“I had wanted Lori to make a memorial quilt for years. My mother was in possession of a box of my father’s shirts she had erringly convinced herself were all “taupe”. It was a pleasure to turn over the garments to someone who truly cherishes and understands textiles. I was a recipient of sometimes daily emails and photos that tracked her progress and included me in details of the work. These emails and photos were so compelling that I ended up forwarding them to many relatives, and we all enjoyed watching the quilt come together through the ether. The quilt now lives on my bed, and just the other day as I lay awake in the dark, I was feeling the different textures of the fabrics side by side and realizing there was still more to explore about my beautiful quilt even with my eyes closed.” – Amanda (Lewis’ daughter)
Amanda and I had known each other for a number of years, so after her father died, she decided to commission me to make a memorial quilt out of some of her father’s clothes. But because of a misunderstanding between her and her mother, it would be another few years before she had the garments in hand to start the quilt. When Amanda first asked her mom for the shirts to make a memorial quilt, her mom thought the quilt was meant for her. She personally didn’t want a quilt made from her late-husband’s shirts, and not wanting to offend Amanda, said nothing. At the time, Amanda thought perhaps her mom wasn’t ready to give them up, so she didn’t press it. When she asked about it again a couple of years later, her mom confessed that it wasn’t something she was interested in owning. As soon as Amanda explained that she wanted the quilt for herself, the clothes were mailed right away.

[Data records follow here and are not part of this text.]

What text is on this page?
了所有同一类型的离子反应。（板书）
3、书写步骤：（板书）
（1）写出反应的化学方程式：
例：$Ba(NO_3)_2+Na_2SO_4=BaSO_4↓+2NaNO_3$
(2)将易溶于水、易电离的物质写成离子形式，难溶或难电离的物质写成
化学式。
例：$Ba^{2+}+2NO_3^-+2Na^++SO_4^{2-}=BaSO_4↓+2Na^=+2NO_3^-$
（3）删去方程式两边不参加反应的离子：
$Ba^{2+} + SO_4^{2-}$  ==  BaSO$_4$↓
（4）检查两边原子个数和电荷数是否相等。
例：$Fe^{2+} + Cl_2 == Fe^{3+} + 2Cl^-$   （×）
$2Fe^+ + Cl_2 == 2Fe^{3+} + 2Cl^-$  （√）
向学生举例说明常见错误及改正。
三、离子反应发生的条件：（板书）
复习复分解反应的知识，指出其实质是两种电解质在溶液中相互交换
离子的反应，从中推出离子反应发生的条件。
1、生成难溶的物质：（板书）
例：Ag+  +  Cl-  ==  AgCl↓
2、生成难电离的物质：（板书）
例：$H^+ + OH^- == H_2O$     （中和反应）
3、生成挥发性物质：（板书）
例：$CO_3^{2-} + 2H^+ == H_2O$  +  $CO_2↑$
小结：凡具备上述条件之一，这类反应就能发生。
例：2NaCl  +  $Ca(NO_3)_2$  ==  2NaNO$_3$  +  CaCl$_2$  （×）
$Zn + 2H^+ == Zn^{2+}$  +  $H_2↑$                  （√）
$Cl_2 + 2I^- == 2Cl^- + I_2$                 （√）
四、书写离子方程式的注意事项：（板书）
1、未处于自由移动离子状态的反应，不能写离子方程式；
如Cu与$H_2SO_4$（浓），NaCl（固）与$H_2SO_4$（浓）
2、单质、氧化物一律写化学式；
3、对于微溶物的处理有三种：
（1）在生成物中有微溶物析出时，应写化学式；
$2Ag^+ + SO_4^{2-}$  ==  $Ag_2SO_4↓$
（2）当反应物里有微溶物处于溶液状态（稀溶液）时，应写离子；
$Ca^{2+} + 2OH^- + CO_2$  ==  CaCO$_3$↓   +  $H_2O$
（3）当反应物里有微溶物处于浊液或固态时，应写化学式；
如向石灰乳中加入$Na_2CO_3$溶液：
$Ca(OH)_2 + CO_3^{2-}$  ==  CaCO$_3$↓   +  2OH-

Amanda was clear that she wanted a functional, queen-size quilt that she could touch, feel, and use on a daily basis. We revised one of my existing quilt patterns, keeping elements that Amanda liked and taking out the parts she didn’t. The quilt was made from 15 of her father’s shirts – they were all so elegant and ranged from light to dark in beautiful grays and browns.
Amanda had shared with me that while her father was not particularly attached to acquiring material things, what he did appreciate more than anything was a sense of quality and authenticity. It was worth what it cost him to own something well made, and this collection of garments was a clear example of that.
After all 112 quilt blocks were sewn together, we decided to create a border out of 3 different shades of solid wool suiting that visually fit with the shirts and really set off the center block design.
I don’t often get to be present when my customers first lay eyes on their quilt, but I had the honor of giving Amanda her quilt in person. It was a heartwarming moment as she wrapped it around herself, at a loss for words.